As the US Navy arrives and brings with it a selection of eminent scientists, we're treated to a wide variety of viewpoints as the island is explored and its future discussed. The astounding complexity of the island's wildlife and the methods used to explore and catalogue it make this an intriguing story with plenty of 'Jurassic Park' moments to keep you on the edge of the seat. Some of the characters are less convincing though.
Thatcher Redmond, the popular TV scientist, is completely amoral and egocentric and has no redeeming features. He makes an excellent antagonist, but is rather two-dimensional. There's also an over-the-top presidential advisor, several military types whose lines could have been cut from any other action film and a TV producer who is only after the ratings. Nell Duckworth is the best developed character. We're given an insight into why she joined the 'SeaLife' reality show, stays on to help the Navy and how her feelings for the island gradually change.

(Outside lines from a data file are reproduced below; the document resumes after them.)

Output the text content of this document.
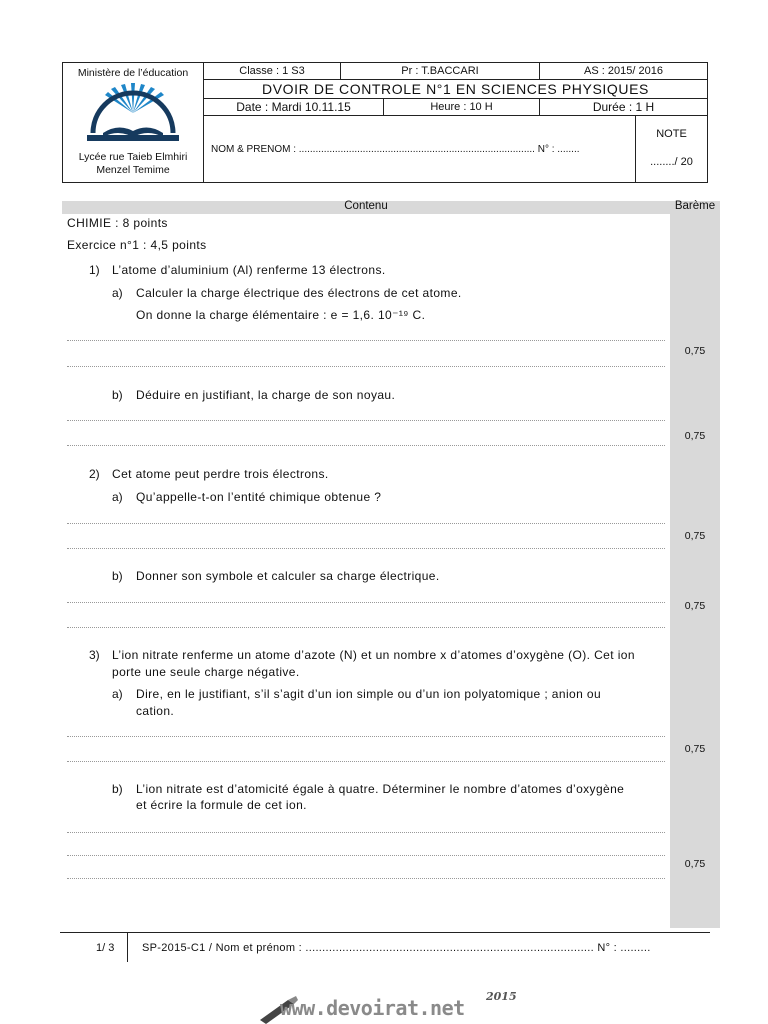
Ministère de l’éducation
Lycée rue Taieb Elmhiri
Menzel Temime
Classe : 1 S3	Pr : T.BACCARI	AS : 2015/ 2016
DVOIR DE CONTROLE N°1 EN SCIENCES PHYSIQUES
Date : Mardi 10.11.15	Heure : 10 H	Durée : 1 H
NOM & PRENOM : ..................................................................................... N° : ........
NOTE
......../ 20
Contenu	Barème
CHIMIE : 8 points
Exercice n°1 : 4,5 points
1) L’atome d’aluminium (Al) renferme 13 électrons.
a) Calculer la charge électrique des électrons de cet atome.
On donne la charge élémentaire : e = 1,6. 10⁻¹⁹ C.
0,75
b) Déduire en justifiant, la charge de son noyau.
0,75
2) Cet atome peut perdre trois électrons.
a) Qu’appelle-t-on l’entité chimique obtenue ?
0,75
b) Donner son symbole et calculer sa charge électrique.
0,75
3) L’ion nitrate renferme un atome d’azote (N) et un nombre x d’atomes d’oxygène (O). Cet ion
porte une seule charge négative.
a) Dire, en le justifiant, s’il s’agit d’un ion simple ou d’un ion polyatomique ; anion ou
cation.
0,75
b) L’ion nitrate est d’atomicité égale à quatre. Déterminer le nombre d’atomes d’oxygène
et écrire la formule de cet ion.
0,75
1/ 3	SP-2015-C1 / Nom et prénom : ...................................................................................... N° : .........
www.devoirat.net 2015
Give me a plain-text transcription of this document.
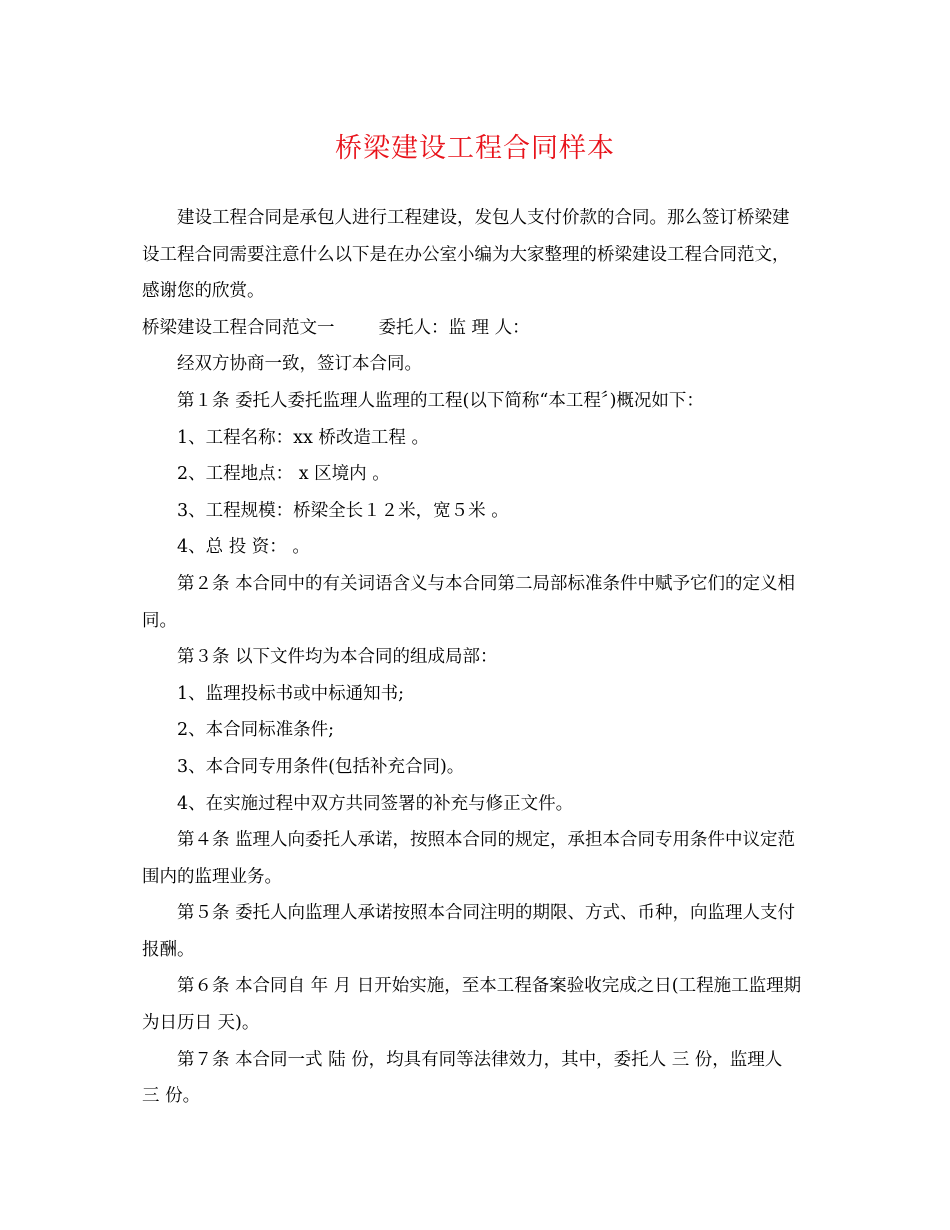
桥梁建设工程合同样本

建设工程合同是承包人进行工程建设，发包人支付价款的合同。那么签订桥梁建设工程合同需要注意什么以下是在办公室小编为大家整理的桥梁建设工程合同范文，感谢您的欣赏。

桥梁建设工程合同范文一	委托人：监 理 人：

经双方协商一致，签订本合同。

第１条 委托人委托监理人监理的工程(以下简称“本工程〞)概况如下：

1、工程名称：xx 桥改造工程 。

2、工程地点： x 区境内 。

3、工程规模：桥梁全长１２米，宽５米 。

4、总 投 资： 。

第２条 本合同中的有关词语含义与本合同第二局部标准条件中赋予它们的定义相同。

第３条 以下文件均为本合同的组成局部：

1、监理投标书或中标通知书;

2、本合同标准条件;

3、本合同专用条件(包括补充合同)。

4、在实施过程中双方共同签署的补充与修正文件。

第４条 监理人向委托人承诺，按照本合同的规定，承担本合同专用条件中议定范围内的监理业务。

第５条 委托人向监理人承诺按照本合同注明的期限、方式、币种，向监理人支付报酬。

第６条 本合同自 年 月 日开始实施，至本工程备案验收完成之日(工程施工监理期为日历日 天)。

第７条 本合同一式 陆 份，均具有同等法律效力，其中，委托人 三 份，监理人 三 份。
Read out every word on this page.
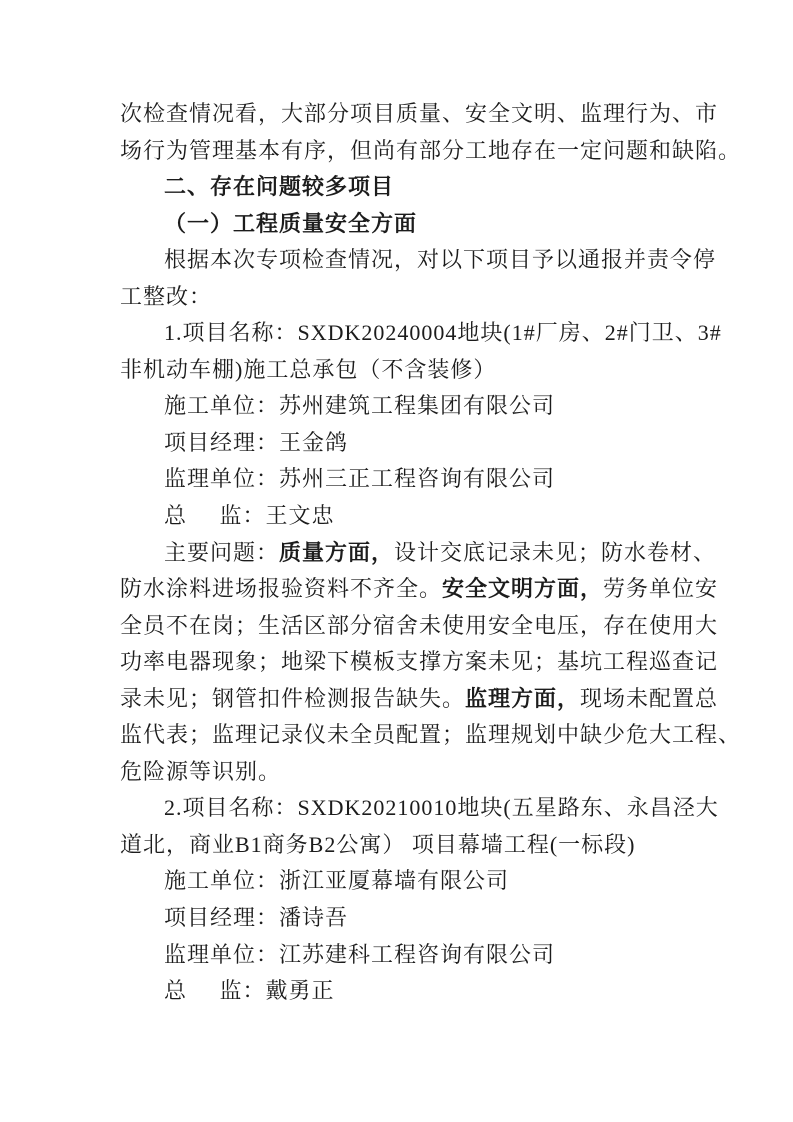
次检查情况看，大部分项目质量、安全文明、监理行为、市
场行为管理基本有序，但尚有部分工地存在一定问题和缺陷。
二、存在问题较多项目
（一）工程质量安全方面
根据本次专项检查情况，对以下项目予以通报并责令停
工整改：
1.项目名称：SXDK20240004地块(1#厂房、2#门卫、3#
非机动车棚)施工总承包（不含装修）
施工单位：苏州建筑工程集团有限公司
项目经理：王金鸽
监理单位：苏州三正工程咨询有限公司
总     监：王文忠
主要问题：质量方面，设计交底记录未见；防水卷材、
防水涂料进场报验资料不齐全。安全文明方面，劳务单位安
全员不在岗；生活区部分宿舍未使用安全电压，存在使用大
功率电器现象；地梁下模板支撑方案未见；基坑工程巡查记
录未见；钢管扣件检测报告缺失。监理方面，现场未配置总
监代表；监理记录仪未全员配置；监理规划中缺少危大工程、
危险源等识别。
2.项目名称：SXDK20210010地块(五星路东、永昌泾大
道北，商业B1商务B2公寓） 项目幕墙工程(一标段)
施工单位：浙江亚厦幕墙有限公司
项目经理：潘诗吾
监理单位：江苏建科工程咨询有限公司
总     监：戴勇正
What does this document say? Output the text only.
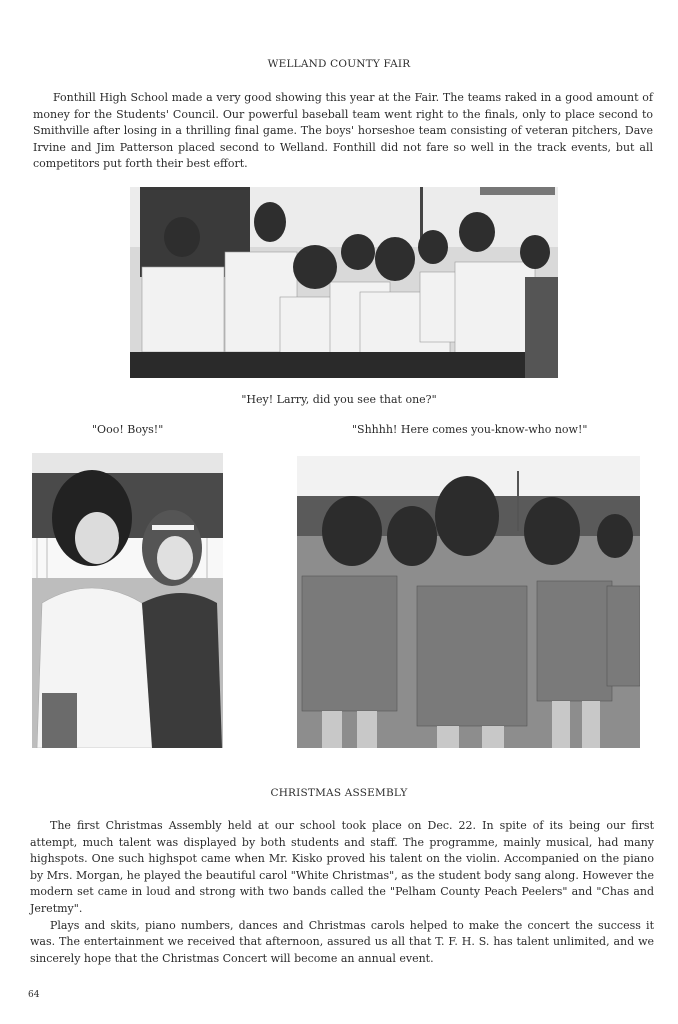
WELLAND COUNTY FAIR

Fonthill High School made a very good showing this year at the Fair. The teams raked in a good amount of money for the Students' Council. Our powerful baseball team went right to the finals, only to place second to Smithville after losing in a thrilling final game. The boys' horseshoe team consisting of veteran pitchers, Dave Irvine and Jim Patterson placed second to Welland. Fonthill did not fare so well in the track events, but all competitors put forth their best effort.

"Hey! Larry, did you see that one?"
"Ooo! Boys!"	"Shhhh! Here comes you-know-who now!"
CHRISTMAS ASSEMBLY

The first Christmas Assembly held at our school took place on Dec. 22. In spite of its being our first attempt, much talent was displayed by both students and staff. The programme, mainly musical, had many highspots. One such highspot came when Mr. Kisko proved his talent on the violin. Accompanied on the piano by Mrs. Morgan, he played the beautiful carol "White Christmas", as the student body sang along. However the modern set came in loud and strong with two bands called the "Pelham County Peach Peelers" and "Chas and Jeretmy".

Plays and skits, piano numbers, dances and Christmas carols helped to make the concert the success it was. The entertainment we received that afternoon, assured us all that T. F. H. S. has talent unlimited, and we sincerely hope that the Christmas Concert will become an annual event.

64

Despite the somewhat stereotyped characters, especially with the minor players, the pace keeps you enthralled. For a time it's hard to keep up with the discoveries, but slowly the island becomes frighteningly familiar. I only discovered near the end that there's a map and a couple of excellent anatomical drawings at the back of the book which help to keep track of what happens.
This is first and foremost an adventure story, with the fictional science so cleverly blended into real life that it probably won't be considered Science Fiction by anybody. Oddly, though, if you were to change the explanation for the island's ecology and decide that it was imported from another planet, then it would be Science Fiction. Such is the blurriness of cross-genre boundaries.